|Original title: And Then There Were None|
|Rating: (4 / 5)|
|Director: René Clair|
|Duration: 97 min.|
|Genres: Mystery, Crime|
And Then There Were None
Oh I do love me a good murder mystery. I can’t believe that up until now I had never seen a single version of Agatha Christie’s And Then There Were None. Well.. it’s sort of called that anyway, but I’ll not get into that right now; you can read about it on wikipedia if you like. But regardless of its name it’s a famous novel, often said to be Christie’s best, and it has served as a basis for a lot of film adaptations. Of course it is easy to say that this 1945 version is the best, but at the very least it’s a really good one. In fact, and darn do I love lists, this is my number four whodunnit of all time! (at least when I wrote this). It doesn’t have an all-star cast, but not a very unknown one either. One of my favourite lesser known actors, Barry Fitzgerald, has one of the leading roles playing a retired Judge. I really liked him in The Quiet Man and The Naked City, and in this film it was no different. Another famous actor is Walter Huston, known for Dodsworth and Treasure of the Sierra Madre among quite a few others. I haven’t seen those yet but I did see him in Dragonwyck and Swamp Water.

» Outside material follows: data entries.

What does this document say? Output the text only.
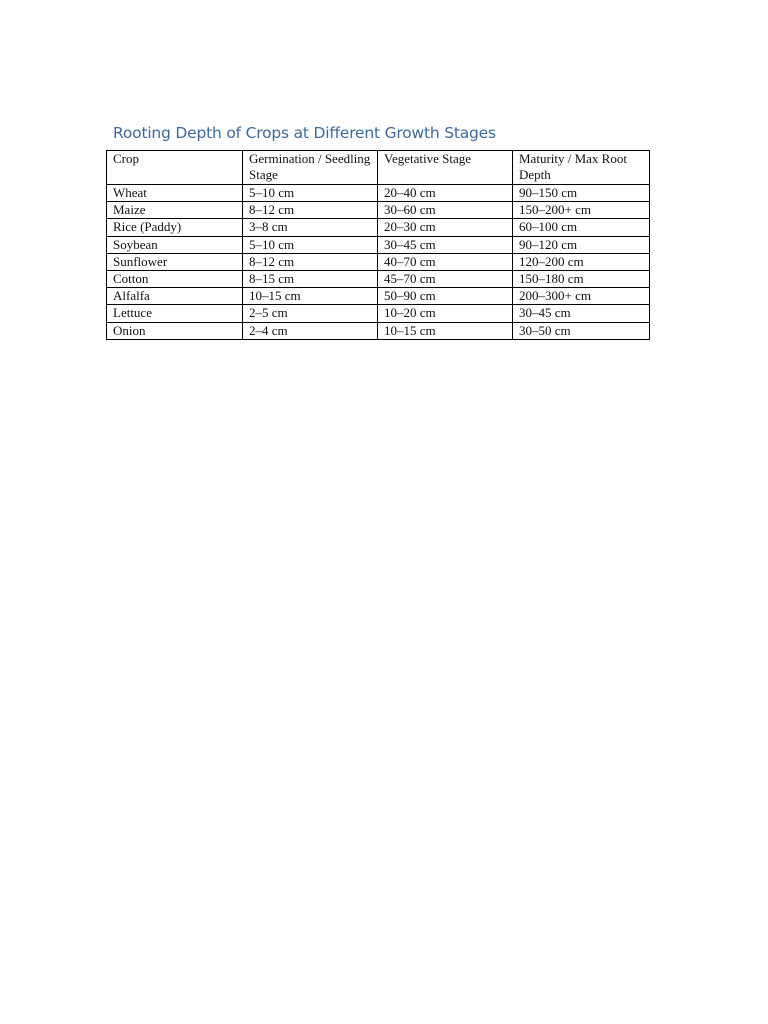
Rooting Depth of Crops at Different Growth Stages
Crop	Germination / Seedling Stage	Vegetative Stage	Maturity / Max Root Depth
Wheat	5–10 cm	20–40 cm	90–150 cm
Maize	8–12 cm	30–60 cm	150–200+ cm
Rice (Paddy)	3–8 cm	20–30 cm	60–100 cm
Soybean	5–10 cm	30–45 cm	90–120 cm
Sunflower	8–12 cm	40–70 cm	120–200 cm
Cotton	8–15 cm	45–70 cm	150–180 cm
Alfalfa	10–15 cm	50–90 cm	200–300+ cm
Lettuce	2–5 cm	10–20 cm	30–45 cm
Onion	2–4 cm	10–15 cm	30–50 cm
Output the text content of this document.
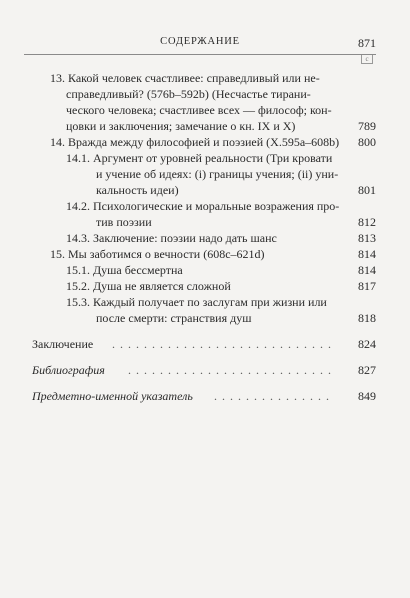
СОДЕРЖАНИЕ	871
с
13. Какой человек счастливее: справедливый или не-
справедливый? (576b–592b) (Несчастье тирани-
ческого человека; счастливее всех — философ; кон-
цовки и заключения; замечание о кн. IX и X)	789
14. Вражда между философией и поэзией (X.595a–608b) 800
14.1. Аргумент от уровней реальности (Три кровати
и учение об идеях: (i) границы учения; (ii) уни-
кальность идеи)	801
14.2. Психологические и моральные возражения про-
тив поэзии	812
14.3. Заключение: поэзии надо дать шанс	813
15. Мы заботимся о вечности (608c–621d)	814
15.1. Душа бессмертна	814
15.2. Душа не является сложной	817
15.3. Каждый получает по заслугам при жизни или
после смерти: странствия душ	818
Заключение . . . . . . . . . . . . . . . . . . . . . . . . . . . . 824
Библиография . . . . . . . . . . . . . . . . . . . . . . . . . . 827
Предметно-именной указатель . . . . . . . . . . . . . . .	849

- Ten little Indians standing in a line,
- One toddled home and then there were nine;
- Nine little Indians swinging on a gate,
- One tumbled off and then there were eight.

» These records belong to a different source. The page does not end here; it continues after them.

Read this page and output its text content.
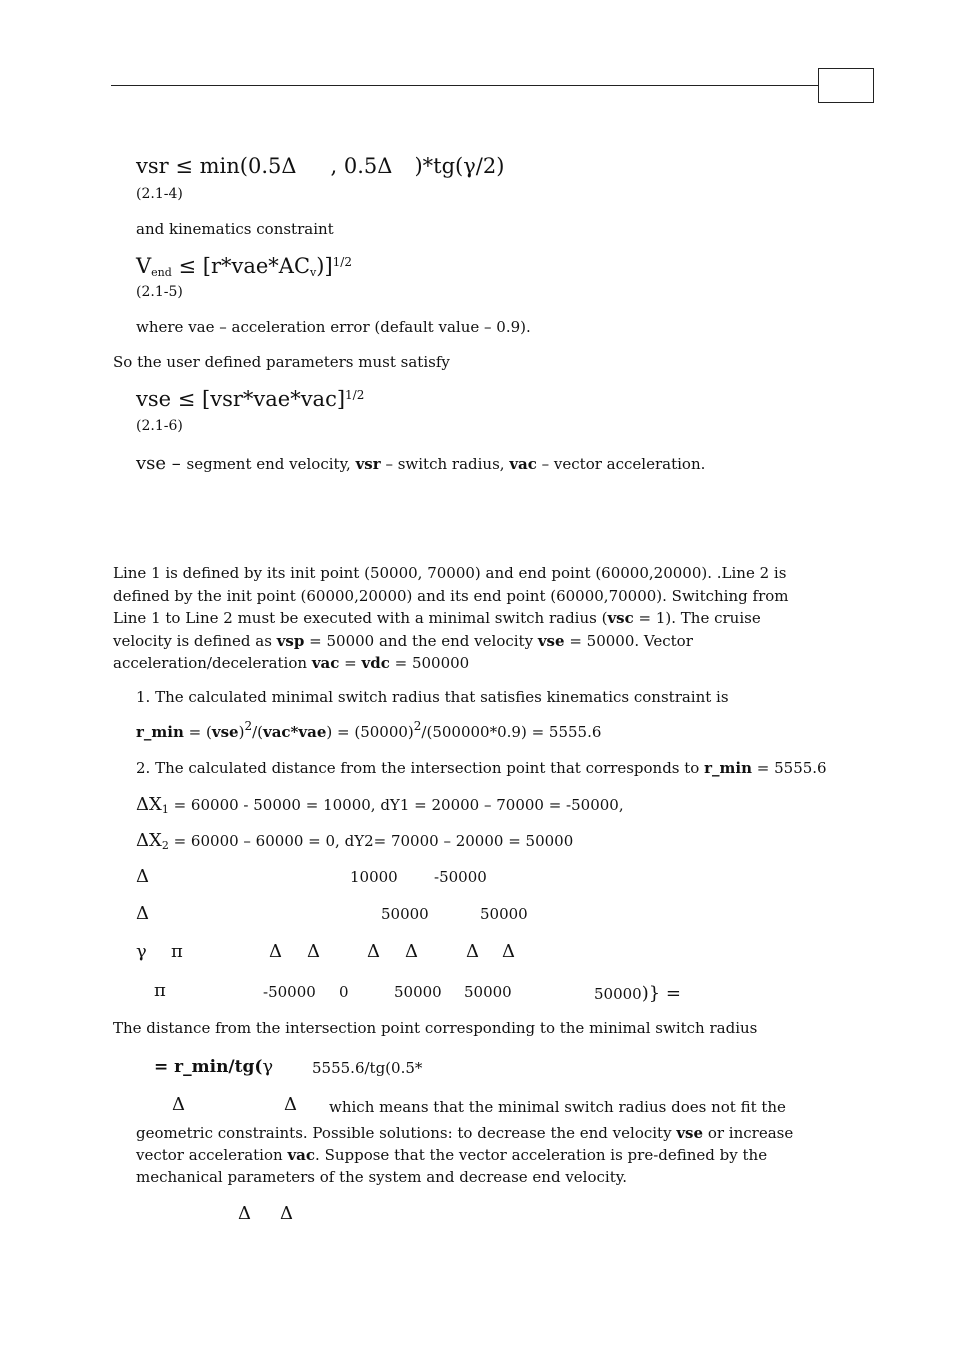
vsr ≤ min(0.5Δ , 0.5Δ )*tg(γ/2)
(2.1-4)
and kinematics constraint
$V_{end} \le [r*vae*AC_v)]^{1/2}$
(2.1-5)
where vae – acceleration error (default value – 0.9).
So the user defined parameters must satisfy
vse ≤ $[vsr*vae*vac]^{1/2}$
(2.1-6)
vse – segment end velocity, vsr – switch radius, vac – vector acceleration.
Line 1 is defined by its init point (50000, 70000) and end point (60000,20000). .Line 2 is defined by the init point (60000,20000) and its end point (60000,70000). Switching from Line 1 to Line 2 must be executed with a minimal switch radius (vsc = 1). The cruise velocity is defined as vsp = 50000 and the end velocity vse = 50000. Vector acceleration/deceleration vac = vdc = 500000
1. The calculated minimal switch radius that satisfies kinematics constraint is
r_min = $(vse)^2/(vac*vae) = (50000)^2/(500000*0.9) = 5555.6$
2. The calculated distance from the intersection point that corresponds to r_min = 5555.6
$\Delta X_1 = 60000 - 50000 = 10000$, dY1 = 20000 – 70000 = -50000,
$\Delta X_2 = 60000 - 60000 = 0$, dY2= 70000 – 20000 = 50000
Δ	10000 -50000
Δ	50000	50000
γ π	Δ Δ	Δ Δ	Δ Δ
π	-50000 0	50000 50000	50000)} =
The distance from the intersection point corresponding to the minimal switch radius
= r_min/tg(γ	5555.6/tg(0.5*
Δ	Δ which means that the minimal switch radius does not fit the
geometric constraints. Possible solutions: to decrease the end velocity vse or increase vector acceleration vac. Suppose that the vector acceleration is pre-defined by the mechanical parameters of the system and decrease end velocity.
Δ Δ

So this whodunnit draws inspiration from an old nursery rhyme called Ten Little Indians, a little song we all know in some shape or form. In fact the little piece of text came from the wiki page, but it is not the same as that which is heard in the film. What is the same are the last few words: And Then There Were None. The entire film revolves around this rhyme as we start off with ten people being invited to a little island. The invitations are signed by a Mr. Owen, Mr. U. N. Owen. Sounds legit. Nobody seems to actually know the man and they are all there for different reasons. The only means of accessing the island is by boat, but they are dropped off at the beginning of the film and so there is no way off. This is not something anyone cares about, until one by one the ten guests end up dead. And to add to the mystery a little table decoration piece with ten Indian figurines has a figurine breaking off each time someone dies. Is there a mad killer on the island? Is the killer among the ten? And why are they even on the island to begin with? Why them?

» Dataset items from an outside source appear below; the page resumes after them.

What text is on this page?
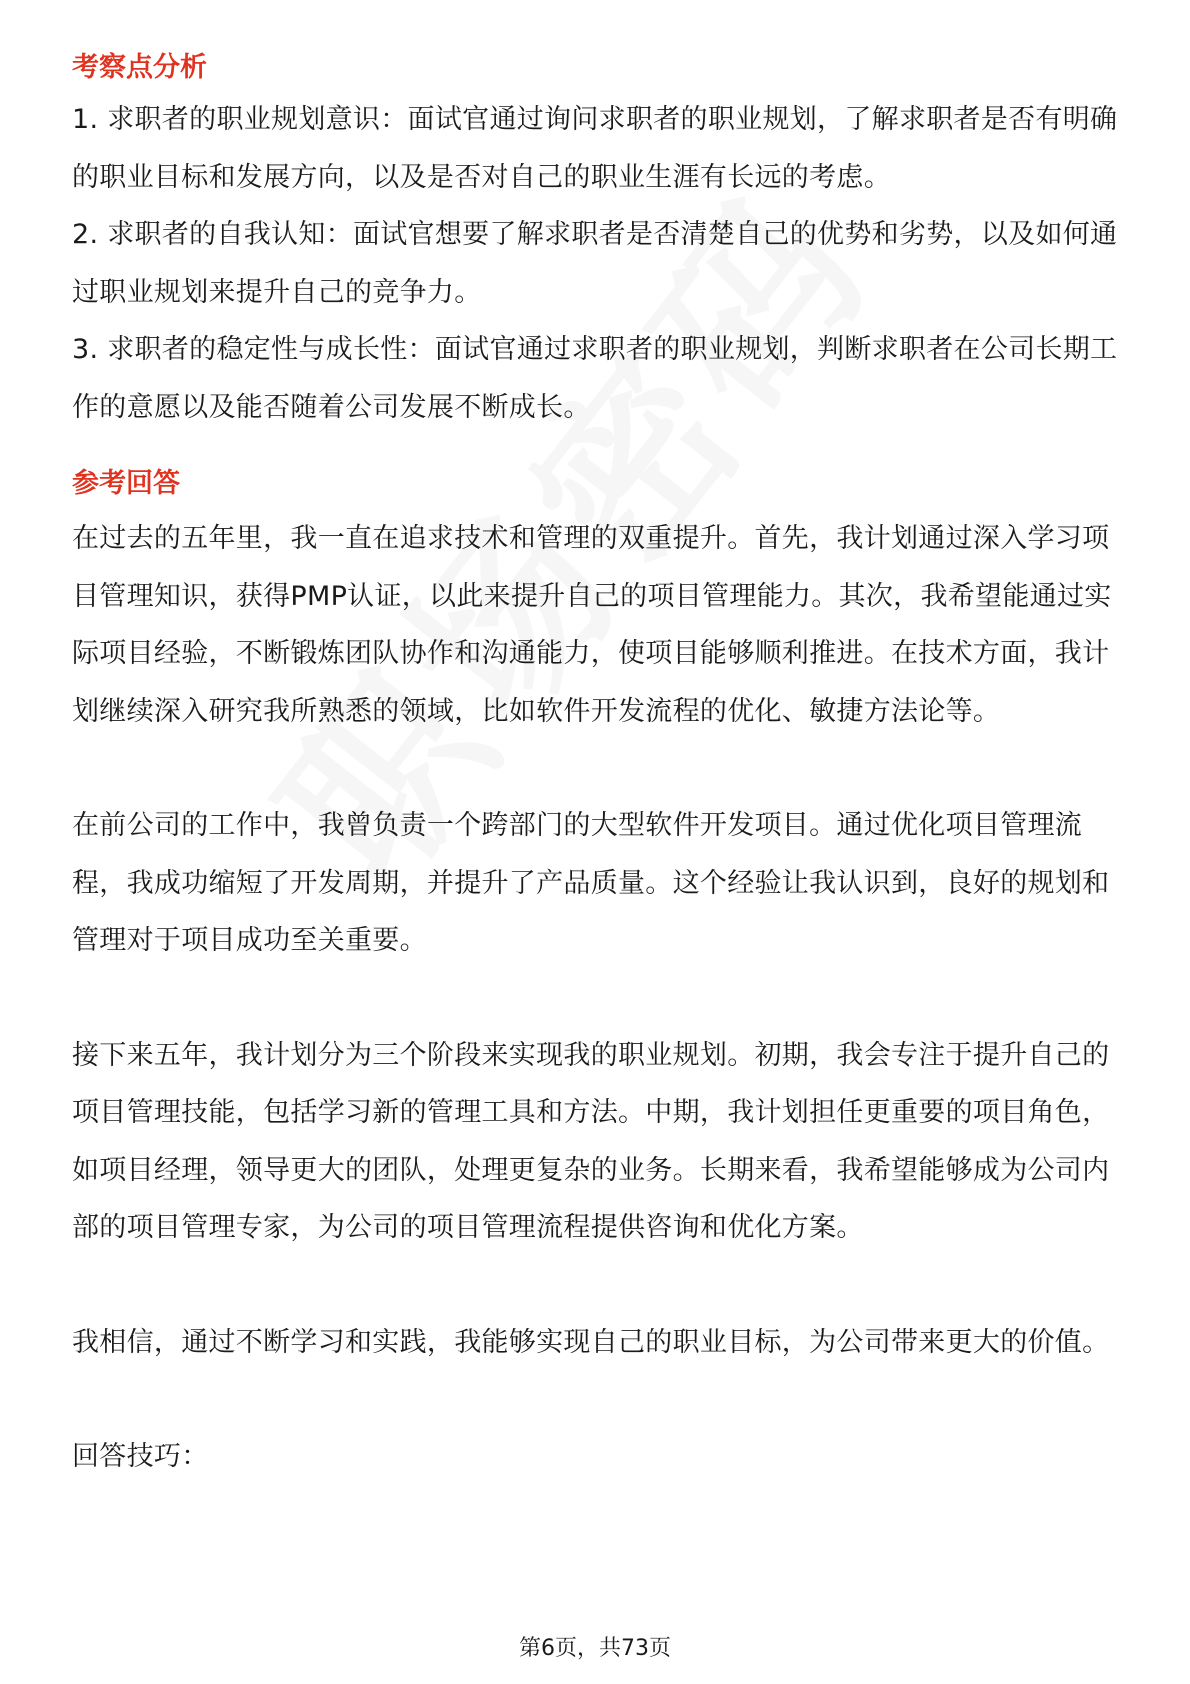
考察点分析

1. 求职者的职业规划意识：面试官通过询问求职者的职业规划，了解求职者是否有明确的职业目标和发展方向，以及是否对自己的职业生涯有长远的考虑。

2. 求职者的自我认知：面试官想要了解求职者是否清楚自己的优势和劣势，以及如何通过职业规划来提升自己的竞争力。

3. 求职者的稳定性与成长性：面试官通过求职者的职业规划，判断求职者在公司长期工作的意愿以及能否随着公司发展不断成长。

参考回答

在过去的五年里，我一直在追求技术和管理的双重提升。首先，我计划通过深入学习项目管理知识，获得PMP认证，以此来提升自己的项目管理能力。其次，我希望能通过实际项目经验，不断锻炼团队协作和沟通能力，使项目能够顺利推进。在技术方面，我计划继续深入研究我所熟悉的领域，比如软件开发流程的优化、敏捷方法论等。

在前公司的工作中，我曾负责一个跨部门的大型软件开发项目。通过优化项目管理流程，我成功缩短了开发周期，并提升了产品质量。这个经验让我认识到，良好的规划和管理对于项目成功至关重要。

接下来五年，我计划分为三个阶段来实现我的职业规划。初期，我会专注于提升自己的项目管理技能，包括学习新的管理工具和方法。中期，我计划担任更重要的项目角色，如项目经理，领导更大的团队，处理更复杂的业务。长期来看，我希望能够成为公司内部的项目管理专家，为公司的项目管理流程提供咨询和优化方案。

我相信，通过不断学习和实践，我能够实现自己的职业目标，为公司带来更大的价值。

回答技巧：

第6页，共73页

The real strength of this film lies in the plot. It is so simple, yet so utterly impossible to crack unless you have magic powers or something (this is the frustration at my inability to solve it speaking). The plot seems solid and as is with all whodunnits a wee bit far fetched, but never quite too far. I liked the acting too. It’s hardly ever ‘too much’ or over the top and it keeps in tune with the calm island environment. The cast has a lot of older people too, which doesn’t speed things up. To some this might be one of the weak points of the film, but then again if you’re used to watching Poirot or Miss Marple you really should be accustomed to this. So if you are and by a twist of fate similar to mine have not seen this film or another version of it yet, go watch it now. It will be worth your time. Oh and one more good thing, according to its wiki page this film is in the public domain!